Looking at a patients’ extra oral features can tell so much about their general health as well as what we may see inside their mouth.
Some things worth noting include:
– Overall appearance
– Facial symmetry
– Overall facial pattern
– Vertical Facial Relationships
– Oral rest position
Le’ts stop and break these things down for a moment and take some time to understand the significance of each.
Firstly, observe the child’s posture or general stance. Are the shoulders rolled forward? Does the child exhibit core strength and muscular stability? These things may alert you to how the child functions in terms of eating and breathing and may prompt some further questioning throughout the examination.
Is there venous pooling or Dennie Morgan lines around the child’s eyes? This may alert you to a potential breathing issue.
Are there symmetry in the cheeks? Is one side larger than the other? Are the buccinators overactive for the child’s age?
When viewing the face, are the nasal passages small, the nose upturned? What’s the size of the columella and is there discharge or nasal congestion? What does the child’s voice sound like? Are they blocked up or hyper or hypo nasal?
And finally, the child’s mouth – is it open or closed? Do the lips meet at rest?
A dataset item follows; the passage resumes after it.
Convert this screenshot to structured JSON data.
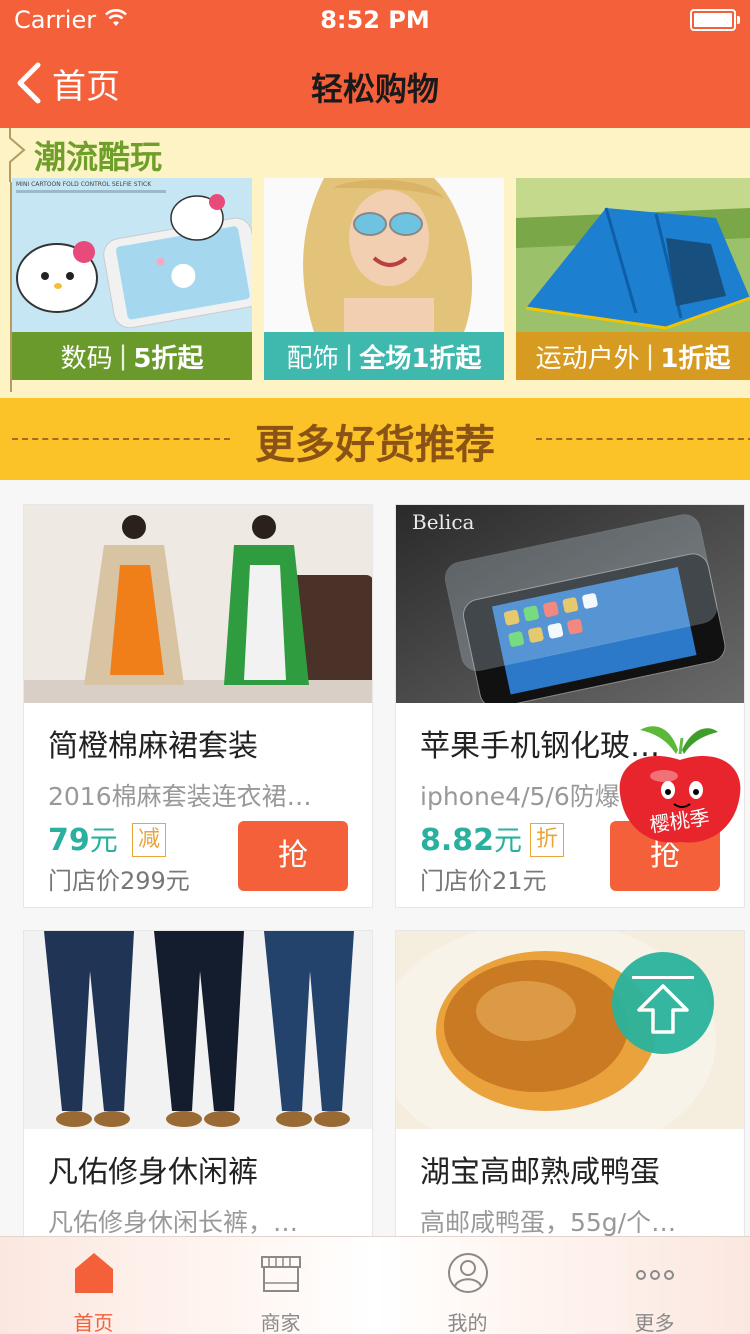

Are the lips dry or cracked?
To begin the examination, the child should be seated upright, looking at a distant point.
Three points on the face are identified: the bridge of the nose, the base of the upper lip, and the chin
Line segments connecting these points form an angle that describes the profile as convex, straight, or concave.
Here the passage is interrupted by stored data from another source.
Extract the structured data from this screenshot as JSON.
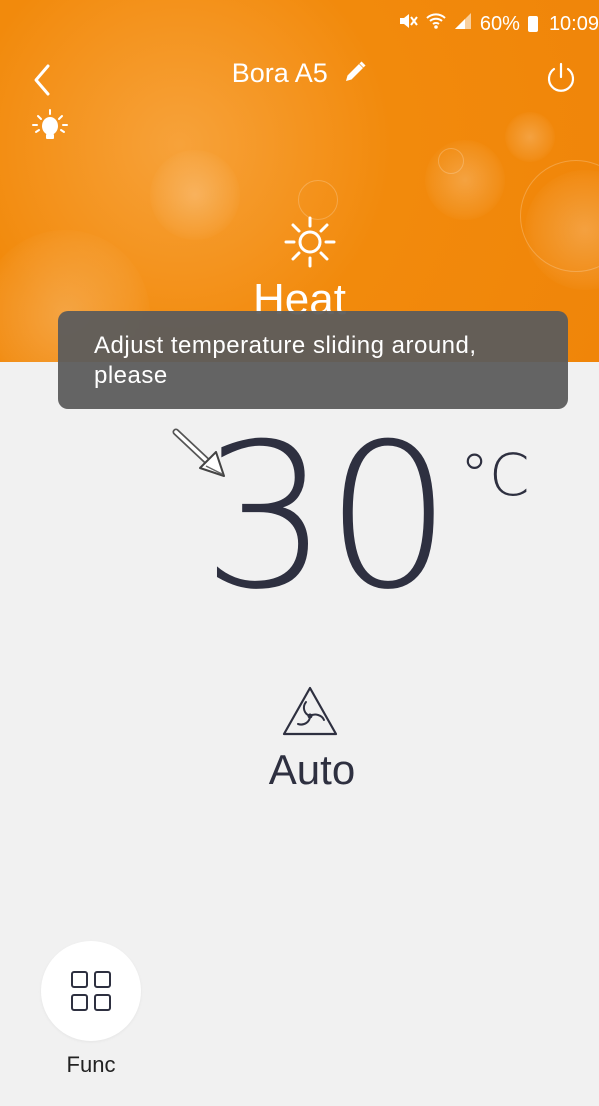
{
  "status_bar": {
    "battery_percent": "60%",
    "time": "10:09"
  },
  "header": {
    "device_name": "Bora A5"
  },
  "mode": {
    "label": "Heat",
    "icon": "sun-icon"
  },
  "toast": {
    "message": "Adjust temperature sliding around, please"
  },
  "temperature": {
    "value": "30",
    "unit": "°C"
  },
  "fan": {
    "label": "Auto",
    "icon": "fan-icon"
  },
  "func_button": {
    "label": "Func",
    "icon": "grid-icon"
  },
  "colors": {
    "accent": "#f28a0c",
    "background": "#f1f1f1",
    "text_dark": "#2e3040",
    "toast_bg": "#5c5c5c"
  }
}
A well balanced is slightly convex.
An assessment of the overall profile gives a general feeling for the skeletal relationships, but it is important to know that this evaluation does not diagnose the reason for the relationships.
- Open mouth posture
- Mouth breathing
- Lips apart/together at rest
- Tongue position
- Oral tone
- Saliva control at rest/during speech
The best way to observe these things in detail is in official examination mode, but once you are experienced, you will often examine the patient whilst building rapport with them.
Face to face chatting or observing them on their mother’s lap gives you a great natural view of the child’s face.
Many clinicians do this routinely and find it a great source of information prior to the patient’s dental or speech examination.